Last Tuesday, a two-seater car developed by Oxford University Innovation spinout company Oxbotica was road-tested in the Southern British town of Milton Keynes. The organizer of this test hope to obtain key information from the trials, and through such road-test trials, the UK hopes to put driverless cars to real operation on roads by 2020.
"Today marks the historical moment of our towns and cities testing driverless vehicles publically for the first time", Greg Clark, the Secretary of State for Business, Energy and Industrial Strategy said. The global market of driverless cars will bring about huge opportunities to our auto and technology companies, and the tech knowhow and software nurtured by such research will be used in areas beyond driverless cars.
The two-seater car operated completely without control by man and shuttled back and forth through crowded pavements using cameras and radar data. The car is manufactured by Oxbotica with software system developed by the School of Robotics at Oxford.

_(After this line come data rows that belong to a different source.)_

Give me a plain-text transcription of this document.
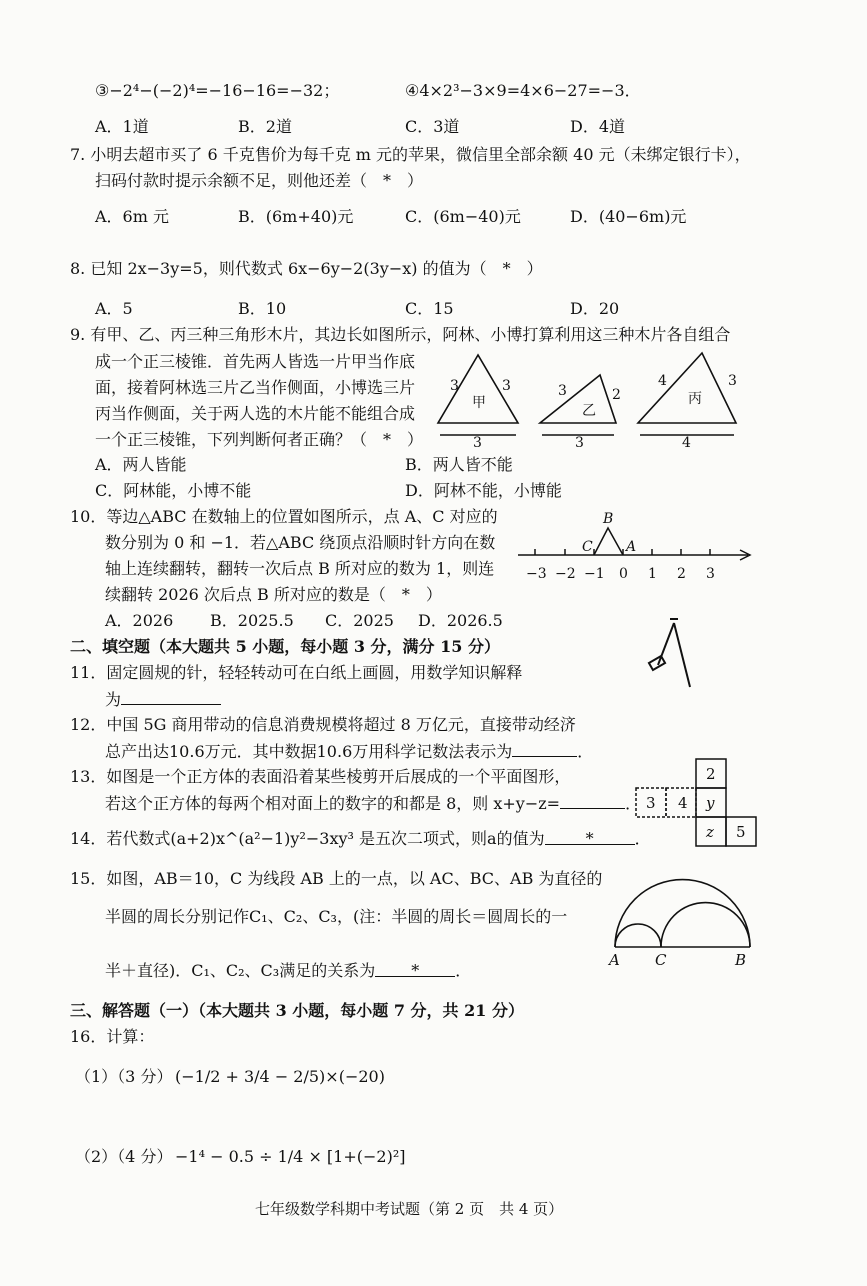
③−2⁴−(−2)⁴=−16−16=−32；	④4×2³−3×9=4×6−27=−3．
A．1道	B．2道	C．3道	D．4道
7. 小明去超市买了 6 千克售价为每千克 m 元的苹果，微信里全部余额 40 元（未绑定银行卡），
扫码付款时提示余额不足，则他还差（　*　）
A．6m 元	B．(6m+40)元	C．(6m−40)元	D．(40−6m)元
8. 已知 2x−3y=5，则代数式 6x−6y−2(3y−x) 的值为（　*　）
A．5	B．10	C．15	D．20
9. 有甲、乙、丙三种三角形木片，其边长如图所示，阿林、小博打算利用这三种木片各自组合
成一个正三棱锥．首先两人皆选一片甲当作底
面，接着阿林选三片乙当作侧面，小博选三片
丙当作侧面，关于两人选的木片能不能组合成
一个正三棱锥，下列判断何者正确？（　*　）
3	3
甲
3
3	2
乙
3
4	3
丙
4
A．两人皆能	B．两人皆不能
C．阿林能，小博不能	D．阿林不能，小博能
10．等边△ABC 在数轴上的位置如图所示，点 A、C 对应的
数分别为 0 和 −1．若△ABC 绕顶点沿顺时针方向在数
轴上连续翻转，翻转一次后点 B 所对应的数为 1，则连
续翻转 2026 次后点 B 所对应的数是（　*　）
B
C A
−3 −2 −1 0 1 2 3
A．2026 B．2025.5 C．2025 D．2026.5
二、填空题（本大题共 5 小题，每小题 3 分，满分 15 分）
11．固定圆规的针，轻轻转动可在白纸上画圆，用数学知识解释
为
12．中国 5G 商用带动的信息消费规模将超过 8 万亿元，直接带动经济
总产出达10.6万元．其中数据10.6万用科学记数法表示为	．
13．如图是一个正方体的表面沿着某些棱剪开后展成的一个平面图形，
若这个正方体的每两个相对面上的数字的和都是 8，则 x+y−z=	．
2
3 4 y
z 5
14．若代数式(a+2)x^(a²−1)y²−3xy³ 是五次二项式，则a的值为	*	．
15．如图，AB＝10，C 为线段 AB 上的一点，以 AC、BC、AB 为直径的
半圆的周长分别记作C₁、C₂、C₃，(注：半圆的周长＝圆周长的一
半＋直径)．C₁、C₂、C₃满足的关系为 * ．
A C	B
三、解答题（一）（本大题共 3 小题，每小题 7 分，共 21 分）
16．计算：
（1）（3 分） (−1/2 + 3/4 − 2/5)×(−20)
（2）（4 分） −1⁴ − 0.5 ÷ 1/4 × [1+(−2)²]
七年级数学科期中考试题（第 2 页　共 4 页）
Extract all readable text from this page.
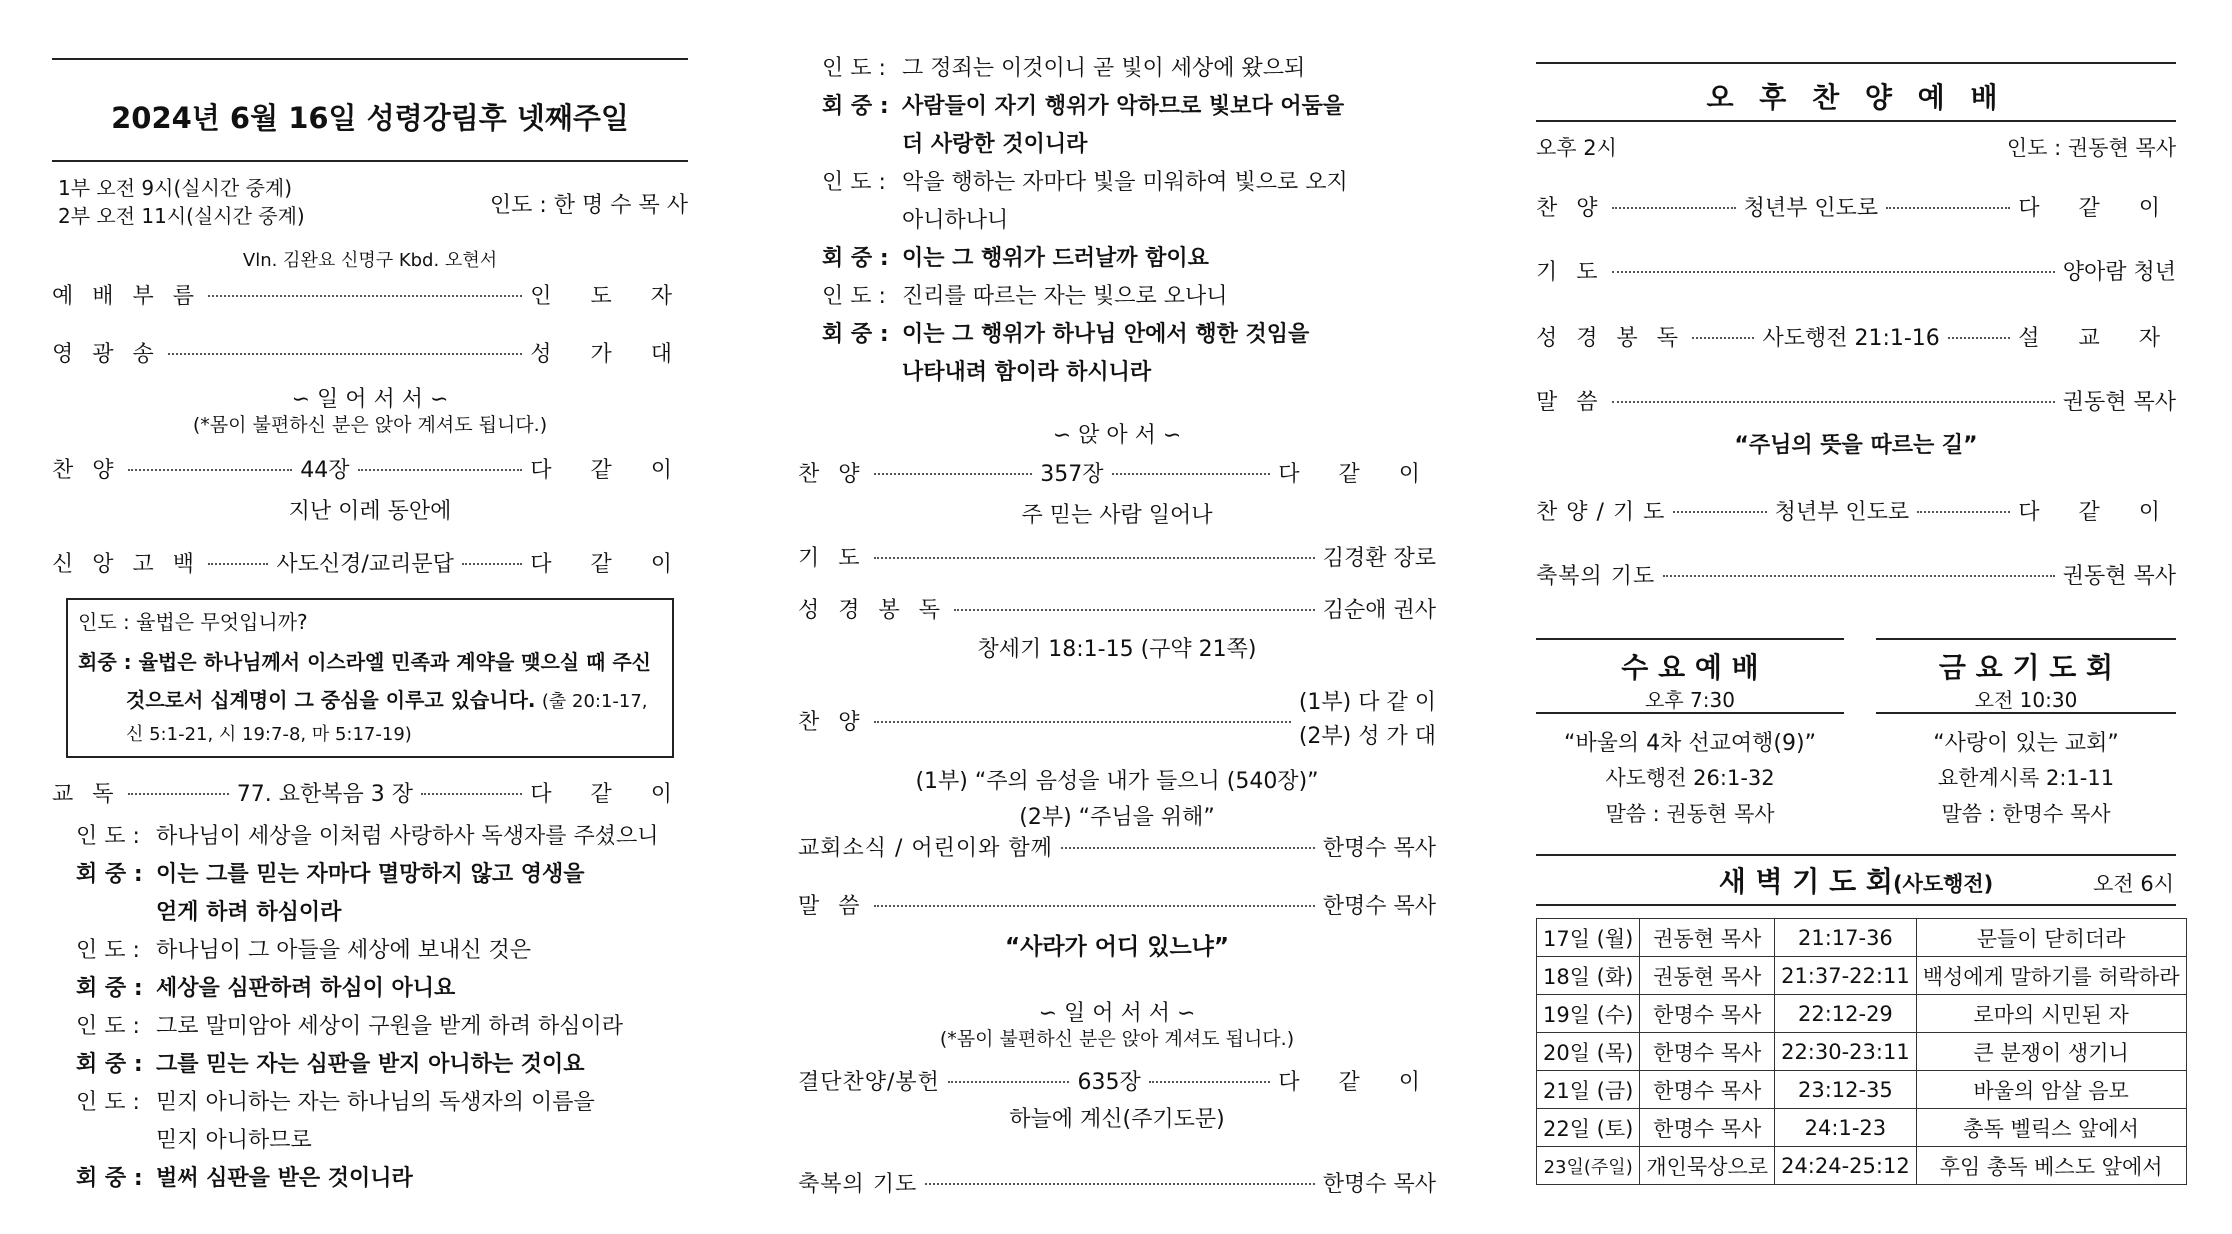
2024년 6월 16일 성령강림후 넷째주일
1부 오전 9시(실시간 중계)
2부 오전 11시(실시간 중계)	인도 : 한 명 수 목 사
Vln. 김완요 신명구 Kbd. 오현서
예 배 부 름	인 도 자
영 광 송	성 가 대
∽ 일 어 서 서 ∽
(*몸이 불편하신 분은 앉아 계셔도 됩니다.)
찬 양	44장	다 같 이
지난 이레 동안에
신 앙 고 백	사도신경/교리문답	다 같 이
인도 : 율법은 무엇입니까?
회중 : 율법은 하나님께서 이스라엘 민족과 계약을 맺으실 때 주신
것으로서 십계명이 그 중심을 이루고 있습니다. (출 20:1-17,
신 5:1-21, 시 19:7-8, 마 5:17-19)
교 독	77. 요한복음 3 장	다 같 이
인 도 : 하나님이 세상을 이처럼 사랑하사 독생자를 주셨으니
회 중 : 이는 그를 믿는 자마다 멸망하지 않고 영생을
얻게 하려 하심이라
인 도 : 하나님이 그 아들을 세상에 보내신 것은
회 중 : 세상을 심판하려 하심이 아니요
인 도 : 그로 말미암아 세상이 구원을 받게 하려 하심이라
회 중 : 그를 믿는 자는 심판을 받지 아니하는 것이요
인 도 : 믿지 아니하는 자는 하나님의 독생자의 이름을
믿지 아니하므로
회 중 : 벌써 심판을 받은 것이니라
인 도 : 그 정죄는 이것이니 곧 빛이 세상에 왔으되
회 중 : 사람들이 자기 행위가 악하므로 빛보다 어둠을
더 사랑한 것이니라
인 도 : 악을 행하는 자마다 빛을 미워하여 빛으로 오지
아니하나니
회 중 : 이는 그 행위가 드러날까 함이요
인 도 : 진리를 따르는 자는 빛으로 오나니
회 중 : 이는 그 행위가 하나님 안에서 행한 것임을
나타내려 함이라 하시니라
∽ 앉 아 서 ∽
찬 양	357장	다 같 이
주 믿는 사람 일어나
기 도	김경환 장로
성 경 봉 독	김순애 권사
창세기 18:1-15 (구약 21쪽)
찬 양
(1부) 다 같 이
(2부) 성 가 대
(1부) “주의 음성을 내가 들으니 (540장)”
(2부) “주님을 위해”
교회소식 / 어린이와 함께	한명수 목사
말 씀	한명수 목사
“사라가 어디 있느냐”
∽ 일 어 서 서 ∽
(*몸이 불편하신 분은 앉아 계셔도 됩니다.)
결단찬양/봉헌	635장	다 같 이
하늘에 계신(주기도문)
축복의 기도	한명수 목사
오 후 찬 양 예 배
오후 2시	인도 : 권동현 목사
찬 양	청년부 인도로	다 같 이
기 도	양아람 청년
성 경 봉 독	사도행전 21:1-16	설 교 자
말 씀	권동현 목사
“주님의 뜻을 따르는 길”
찬 양 / 기 도	청년부 인도로	다 같 이
축복의 기도	권동현 목사
수 요 예 배
오후 7:30
“바울의 4차 선교여행(9)”
사도행전 26:1-32
말씀 : 권동현 목사
금 요 기 도 회
오전 10:30
“사랑이 있는 교회”
요한계시록 2:1-11
말씀 : 한명수 목사
새 벽 기 도 회(사도행전)	오전 6시
17일 (월)	권동현 목사	21:17-36	문들이 닫히더라
18일 (화)	권동현 목사	21:37-22:11	백성에게 말하기를 허락하라
19일 (수)	한명수 목사	22:12-29	로마의 시민된 자
20일 (목)	한명수 목사	22:30-23:11	큰 분쟁이 생기니
21일 (금)	한명수 목사	23:12-35	바울의 암살 음모
22일 (토)	한명수 목사	24:1-23	총독 벨릭스 앞에서
23일(주일)	개인묵상으로	24:24-25:12	후임 총독 베스도 앞에서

Both Jaguar Range Over and Ford have participated in driverless vehicle projects in the UK, while other tech companies including Google have also been active in developing relevant technologies. However, all participants must overcome technical and legal barriers. As recent traffic accidents involving driver-assisted technology caused concerns of all in society, the responsible must be identified in similar accidents.
The British government encourages tech companies, auto manufacturers, and start-up firms to develop and test driverless car technology in the country so as to build up an industry serving the world. It is estimated that the industry will reach a scale of 900 billion Sterling pound. Earlier in the year, the UK began to solicit opinions on revising rules related to insurance and regulation of driverless cars with the hope to permit the use of driverless cars by 2020 and to allow road tests for this type of cars by next year.
The UK hopes to provide more flexible solutions than other economies while testing driverless cars. Germany has said that the country would need to install a black box in such cars, whereas various states in America have formulated different regulations specifically for driverless vehicles.